One good trick is to ask yourself whether in your previous job you ever found yourself saying "Why doesn't someone make x? If someone made x we'd buy it in a second." If you can think of any x people said that about, then you have an idea. You know there's demand, and people don't say that about things that are impossible to build.
Did you discover any needs while working on your idea? Several well-known startups began this way. Hotmail began as something its founders wrote to talk about their previous startup idea while they were working at their day jobs.
The next best thing to an unmet need of your own is an unmet need of someone else. Try talking to everyone around you and let the conversation get general and don't try too hard to find startup ideas.

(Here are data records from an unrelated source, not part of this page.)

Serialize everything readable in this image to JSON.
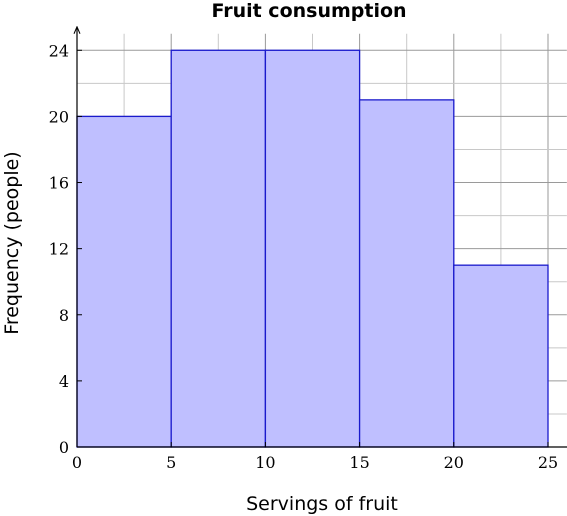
{
  "chart_data": {
    "type": "bar",
    "title": "Fruit consumption",
    "xlabel": "Servings of fruit",
    "ylabel": "Frequency (people)",
    "bins": [
      {
        "from": 0,
        "to": 5,
        "value": 20
      },
      {
        "from": 5,
        "to": 10,
        "value": 24
      },
      {
        "from": 10,
        "to": 15,
        "value": 24
      },
      {
        "from": 15,
        "to": 20,
        "value": 21
      },
      {
        "from": 20,
        "to": 25,
        "value": 11
      }
    ],
    "xlim": [
      0,
      26
    ],
    "ylim": [
      0,
      25
    ],
    "xticks": [
      0,
      5,
      10,
      15,
      20,
      25
    ],
    "yticks": [
      0,
      4,
      8,
      12,
      16,
      20,
      24
    ],
    "x_grid_step": 2.5,
    "y_grid_step": 2,
    "grid": true,
    "bar_fill": "#bfbfff",
    "bar_stroke": "#1a1acc"
  }
}
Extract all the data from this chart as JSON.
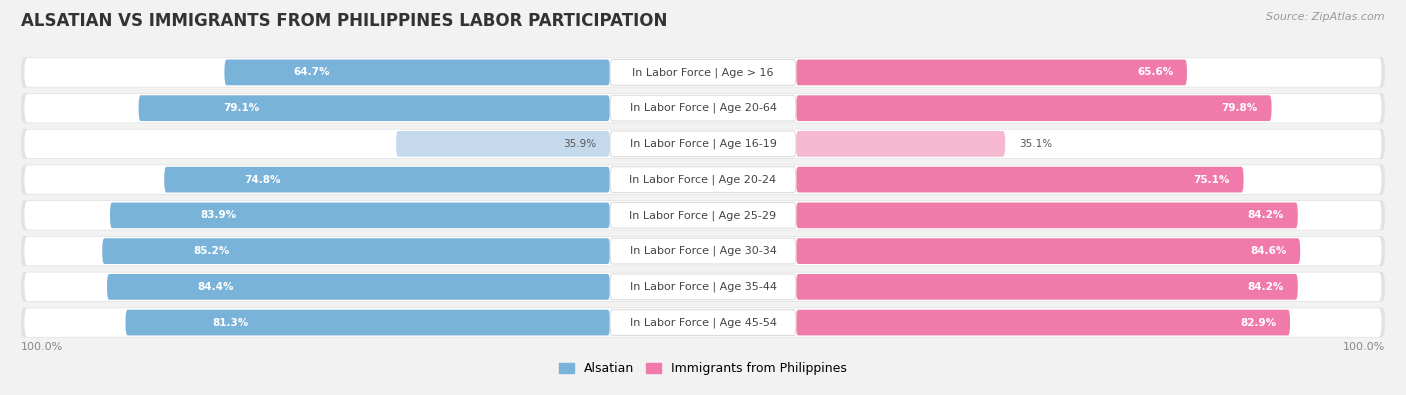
{
  "title": "ALSATIAN VS IMMIGRANTS FROM PHILIPPINES LABOR PARTICIPATION",
  "source": "Source: ZipAtlas.com",
  "categories": [
    "In Labor Force | Age > 16",
    "In Labor Force | Age 20-64",
    "In Labor Force | Age 16-19",
    "In Labor Force | Age 20-24",
    "In Labor Force | Age 25-29",
    "In Labor Force | Age 30-34",
    "In Labor Force | Age 35-44",
    "In Labor Force | Age 45-54"
  ],
  "alsatian_values": [
    64.7,
    79.1,
    35.9,
    74.8,
    83.9,
    85.2,
    84.4,
    81.3
  ],
  "philippines_values": [
    65.6,
    79.8,
    35.1,
    75.1,
    84.2,
    84.6,
    84.2,
    82.9
  ],
  "alsatian_color": "#7ab3d9",
  "alsatian_color_light": "#c5d9ed",
  "philippines_color": "#f07baa",
  "philippines_color_light": "#f5b8d0",
  "bg_color": "#f2f2f2",
  "row_bg_color": "#e8e8e8",
  "max_value": 100.0,
  "legend_alsatian": "Alsatian",
  "legend_philippines": "Immigrants from Philippines",
  "title_fontsize": 12,
  "label_fontsize": 8,
  "value_fontsize": 7.5,
  "legend_fontsize": 9,
  "source_fontsize": 8
}
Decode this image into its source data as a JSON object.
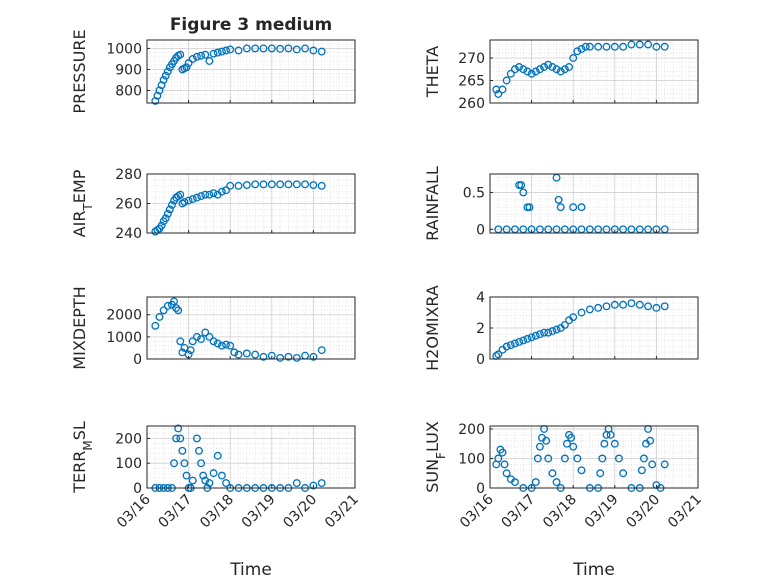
{
  "figure": {
    "title": "Figure 3 medium",
    "x_dates": [
      "03/16",
      "03/17",
      "03/18",
      "03/19",
      "03/20",
      "03/21"
    ],
    "xlabel": "Time",
    "marker_color": "#0072BD",
    "marker": "open-circle"
  },
  "chart_data": [
    {
      "type": "scatter",
      "name": "pressure",
      "ylabel": "PRESSURE",
      "ylim": [
        740,
        1040
      ],
      "yticks": [
        800,
        900,
        1000
      ],
      "x": [
        0.2,
        0.25,
        0.3,
        0.35,
        0.4,
        0.45,
        0.5,
        0.55,
        0.6,
        0.65,
        0.7,
        0.75,
        0.8,
        0.85,
        0.9,
        0.95,
        1.0,
        1.1,
        1.2,
        1.3,
        1.4,
        1.5,
        1.6,
        1.7,
        1.8,
        1.9,
        2.0,
        2.2,
        2.4,
        2.6,
        2.8,
        3.0,
        3.2,
        3.4,
        3.6,
        3.8,
        4.0,
        4.2
      ],
      "y": [
        750,
        775,
        800,
        825,
        850,
        870,
        890,
        910,
        925,
        940,
        955,
        965,
        970,
        900,
        905,
        910,
        930,
        950,
        960,
        965,
        970,
        940,
        975,
        980,
        985,
        990,
        995,
        990,
        1000,
        1000,
        1000,
        1000,
        998,
        1000,
        995,
        1000,
        990,
        985
      ]
    },
    {
      "type": "scatter",
      "name": "theta",
      "ylabel": "THETA",
      "ylim": [
        260,
        274
      ],
      "yticks": [
        260,
        265,
        270
      ],
      "x": [
        0.15,
        0.2,
        0.3,
        0.4,
        0.5,
        0.6,
        0.7,
        0.8,
        0.9,
        1.0,
        1.1,
        1.2,
        1.3,
        1.4,
        1.5,
        1.6,
        1.7,
        1.8,
        1.9,
        2.0,
        2.1,
        2.2,
        2.3,
        2.4,
        2.6,
        2.8,
        3.0,
        3.2,
        3.4,
        3.6,
        3.8,
        4.0,
        4.2
      ],
      "y": [
        263,
        262,
        263,
        265,
        266.5,
        267.5,
        268,
        267.5,
        267,
        266.5,
        267,
        267.5,
        268,
        268.5,
        268,
        267.5,
        267,
        267.5,
        268,
        270,
        271.5,
        272,
        272.5,
        272.5,
        272.5,
        272.5,
        272.5,
        272.5,
        273,
        273,
        273,
        272.5,
        272.5
      ]
    },
    {
      "type": "scatter",
      "name": "air_temp",
      "ylabel": "AIR",
      "ylabel_sub": "T",
      "ylabel_rest": "EMP",
      "ylim": [
        240,
        280
      ],
      "yticks": [
        240,
        260,
        280
      ],
      "x": [
        0.2,
        0.25,
        0.3,
        0.35,
        0.4,
        0.45,
        0.5,
        0.55,
        0.6,
        0.65,
        0.7,
        0.75,
        0.8,
        0.85,
        0.9,
        1.0,
        1.1,
        1.2,
        1.3,
        1.4,
        1.5,
        1.6,
        1.7,
        1.8,
        1.9,
        2.0,
        2.2,
        2.4,
        2.6,
        2.8,
        3.0,
        3.2,
        3.4,
        3.6,
        3.8,
        4.0,
        4.2
      ],
      "y": [
        241,
        242,
        243,
        245,
        248,
        250,
        253,
        256,
        259,
        262,
        264,
        265,
        266,
        260,
        261,
        262,
        263,
        264,
        265,
        266,
        266,
        267,
        266,
        268,
        269,
        272,
        272,
        272.5,
        273,
        273,
        273,
        273,
        273,
        273,
        273,
        272.5,
        272
      ]
    },
    {
      "type": "scatter",
      "name": "rainfall",
      "ylabel": "RAINFALL",
      "ylim": [
        -0.05,
        0.75
      ],
      "yticks": [
        0,
        0.5
      ],
      "x": [
        0.2,
        0.4,
        0.6,
        0.8,
        1.0,
        1.2,
        1.4,
        1.6,
        1.8,
        2.0,
        2.2,
        2.4,
        2.6,
        2.8,
        3.0,
        3.2,
        3.4,
        3.6,
        3.8,
        4.0,
        4.2,
        0.7,
        0.75,
        0.8,
        0.9,
        0.95,
        1.6,
        1.65,
        1.7,
        2.0,
        2.2
      ],
      "y": [
        0,
        0,
        0,
        0,
        0,
        0,
        0,
        0,
        0,
        0,
        0,
        0,
        0,
        0,
        0,
        0,
        0,
        0,
        0,
        0,
        0,
        0.6,
        0.6,
        0.5,
        0.3,
        0.3,
        0.7,
        0.4,
        0.3,
        0.3,
        0.3
      ]
    },
    {
      "type": "scatter",
      "name": "mixdepth",
      "ylabel": "MIXDEPTH",
      "ylim": [
        0,
        2800
      ],
      "yticks": [
        0,
        1000,
        2000
      ],
      "x": [
        0.2,
        0.3,
        0.4,
        0.5,
        0.6,
        0.65,
        0.7,
        0.75,
        0.8,
        0.85,
        0.9,
        1.0,
        1.05,
        1.1,
        1.2,
        1.3,
        1.4,
        1.5,
        1.6,
        1.7,
        1.8,
        1.9,
        2.0,
        2.1,
        2.2,
        2.4,
        2.6,
        2.8,
        3.0,
        3.2,
        3.4,
        3.6,
        3.8,
        4.0,
        4.2
      ],
      "y": [
        1500,
        1900,
        2200,
        2400,
        2450,
        2600,
        2300,
        2200,
        800,
        300,
        500,
        200,
        400,
        800,
        1000,
        900,
        1200,
        1000,
        800,
        700,
        600,
        650,
        600,
        300,
        200,
        250,
        200,
        100,
        150,
        50,
        100,
        50,
        150,
        100,
        400
      ]
    },
    {
      "type": "scatter",
      "name": "h2omixra",
      "ylabel": "H2OMIXRA",
      "ylim": [
        0,
        4
      ],
      "yticks": [
        0,
        2,
        4
      ],
      "x": [
        0.15,
        0.2,
        0.3,
        0.4,
        0.5,
        0.6,
        0.7,
        0.8,
        0.9,
        1.0,
        1.1,
        1.2,
        1.3,
        1.4,
        1.5,
        1.6,
        1.7,
        1.8,
        1.9,
        2.0,
        2.2,
        2.4,
        2.6,
        2.8,
        3.0,
        3.2,
        3.4,
        3.6,
        3.8,
        4.0,
        4.2
      ],
      "y": [
        0.2,
        0.3,
        0.6,
        0.8,
        0.9,
        1.0,
        1.1,
        1.2,
        1.3,
        1.4,
        1.5,
        1.6,
        1.7,
        1.7,
        1.8,
        1.9,
        2.0,
        2.2,
        2.5,
        2.7,
        3.0,
        3.2,
        3.3,
        3.4,
        3.5,
        3.5,
        3.6,
        3.5,
        3.4,
        3.3,
        3.4
      ]
    },
    {
      "type": "scatter",
      "name": "terr_msl",
      "ylabel": "TERR",
      "ylabel_sub": "M",
      "ylabel_rest": "SL",
      "ylim": [
        0,
        250
      ],
      "yticks": [
        0,
        100,
        200
      ],
      "x": [
        0.2,
        0.3,
        0.4,
        0.5,
        0.6,
        0.65,
        0.7,
        0.75,
        0.8,
        0.85,
        0.9,
        0.95,
        1.0,
        1.05,
        1.1,
        1.2,
        1.25,
        1.3,
        1.35,
        1.4,
        1.45,
        1.5,
        1.6,
        1.7,
        1.8,
        1.9,
        2.0,
        2.2,
        2.4,
        2.6,
        2.8,
        3.0,
        3.2,
        3.4,
        3.6,
        3.8,
        4.0,
        4.2
      ],
      "y": [
        0,
        0,
        0,
        0,
        0,
        100,
        200,
        240,
        200,
        150,
        100,
        50,
        0,
        0,
        30,
        200,
        150,
        100,
        50,
        30,
        0,
        20,
        60,
        130,
        50,
        20,
        0,
        0,
        0,
        0,
        0,
        0,
        0,
        0,
        20,
        0,
        10,
        20
      ]
    },
    {
      "type": "scatter",
      "name": "sun_flux",
      "ylabel": "SUN",
      "ylabel_sub": "F",
      "ylabel_rest": "LUX",
      "ylim": [
        0,
        210
      ],
      "yticks": [
        0,
        100,
        200
      ],
      "x": [
        0.15,
        0.2,
        0.25,
        0.3,
        0.35,
        0.4,
        0.5,
        0.6,
        0.8,
        1.0,
        1.1,
        1.15,
        1.2,
        1.25,
        1.3,
        1.35,
        1.4,
        1.5,
        1.6,
        1.7,
        1.8,
        1.85,
        1.9,
        1.95,
        2.0,
        2.1,
        2.2,
        2.4,
        2.6,
        2.65,
        2.7,
        2.75,
        2.8,
        2.85,
        2.9,
        3.0,
        3.1,
        3.2,
        3.4,
        3.6,
        3.65,
        3.7,
        3.75,
        3.8,
        3.85,
        3.9,
        4.0,
        4.1,
        4.2
      ],
      "y": [
        80,
        100,
        130,
        120,
        80,
        50,
        30,
        20,
        0,
        0,
        20,
        100,
        140,
        170,
        200,
        160,
        100,
        50,
        20,
        0,
        100,
        150,
        180,
        170,
        140,
        100,
        60,
        0,
        0,
        50,
        100,
        150,
        180,
        200,
        180,
        150,
        100,
        50,
        0,
        0,
        60,
        100,
        150,
        200,
        160,
        80,
        10,
        0,
        80
      ]
    }
  ]
}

You're just looking for something to spark a thought. Maybe you'll notice a problem they didn't consciously realize they had, because you know how to solve it.
One way to ensure you do a good job solving other people's problems is to think of them as your own.
A good trick for bypassing the schlep and to some extent the unattractive filter is to ask what you wish someone else would build, so that you could use it.
Similarly, since most successful startups generally ride some wave bigger than themselves, it could be a good trick to look for waves and ask how one could benefit from them.
But talking about looking explicitly for waves makes it clear that such recipes are plan B for getting startup ideas. Looking for waves is an essential way to simulate the organic method. If you're at the leading edge of some rapidly changing field, you don't have to look for waves; you are the wave itself.
The best approach is more indirect: if you have the right sort of background, good startup ideas will seem obvious to you. However, it takes time to come across situations where you notice something missing. And often these gaps won't seem to be ideas for companies, just things that would be interesting to build. Which is why it's good to have the time to build things just because they're interesting.
Live in the future and build what seems interesting. Strange as it sounds, that's the real recipe.